Jim LaPierre Says...
To my knowledge, side effects are rare and this method has been used abroad successfully for years now. Personally, I favor the use of Suboxone over Methadone as there is less functional impairment associated with Suboxone (in my experience). Depending on how long your drug abuse/addiction duration was, you should check with your doctor regarding dosage and how long you'll be using it. Talk with your doctor as to why he/she recommends this method as opposed to pill form or strips that disolve under your tongue.
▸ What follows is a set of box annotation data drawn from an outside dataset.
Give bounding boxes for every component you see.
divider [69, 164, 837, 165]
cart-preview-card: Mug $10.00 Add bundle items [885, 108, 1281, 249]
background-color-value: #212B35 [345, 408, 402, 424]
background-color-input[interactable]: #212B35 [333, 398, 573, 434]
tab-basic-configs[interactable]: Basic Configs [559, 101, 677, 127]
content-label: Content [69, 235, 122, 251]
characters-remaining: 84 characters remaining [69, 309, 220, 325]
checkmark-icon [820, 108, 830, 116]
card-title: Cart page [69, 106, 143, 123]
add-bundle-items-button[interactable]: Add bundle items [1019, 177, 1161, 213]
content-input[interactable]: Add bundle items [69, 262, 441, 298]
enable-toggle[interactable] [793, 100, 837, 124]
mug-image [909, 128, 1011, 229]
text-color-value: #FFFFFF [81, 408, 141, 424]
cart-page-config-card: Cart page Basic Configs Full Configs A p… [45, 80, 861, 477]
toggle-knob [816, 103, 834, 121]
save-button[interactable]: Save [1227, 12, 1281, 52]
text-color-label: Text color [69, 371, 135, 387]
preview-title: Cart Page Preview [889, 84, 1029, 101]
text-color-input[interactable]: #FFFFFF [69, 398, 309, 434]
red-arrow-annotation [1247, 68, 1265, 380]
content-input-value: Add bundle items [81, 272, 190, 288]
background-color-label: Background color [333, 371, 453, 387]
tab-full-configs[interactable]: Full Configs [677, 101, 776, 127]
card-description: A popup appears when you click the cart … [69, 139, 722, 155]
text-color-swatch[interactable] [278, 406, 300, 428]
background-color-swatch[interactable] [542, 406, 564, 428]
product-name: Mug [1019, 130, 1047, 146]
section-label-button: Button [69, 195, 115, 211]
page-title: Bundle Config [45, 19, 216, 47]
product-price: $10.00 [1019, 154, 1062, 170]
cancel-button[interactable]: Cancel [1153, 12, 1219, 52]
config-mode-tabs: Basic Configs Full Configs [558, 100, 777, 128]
The advantages of the implant seem many - less medication management. You'll likely save money on insurance copays and not have to refill prescriptions every month. Your doctor may require that you be in substance abuse and/or addictions counseling while you're prescribed Suboxone - it's common practice that they do so and it's well worth it assuming you do your homework and find a counselor that's a good match for you. Look at developing relapse prevention plans and carefully identify your triggers for cravings. Look at developing new habits and new routines as these too are key to managing your abstinence.
Talk with your doctor about any others meds you may be taking. Unless you have a co-occurring chronic pain condition, my suggestion is lowest possible dose for shortest period of time. I know Suboxone helps as it blocks opiate receptors. I also know that what's truly effective is changing your life, developing and utilizing a strong support system, and accessing NA and AA for Recovery.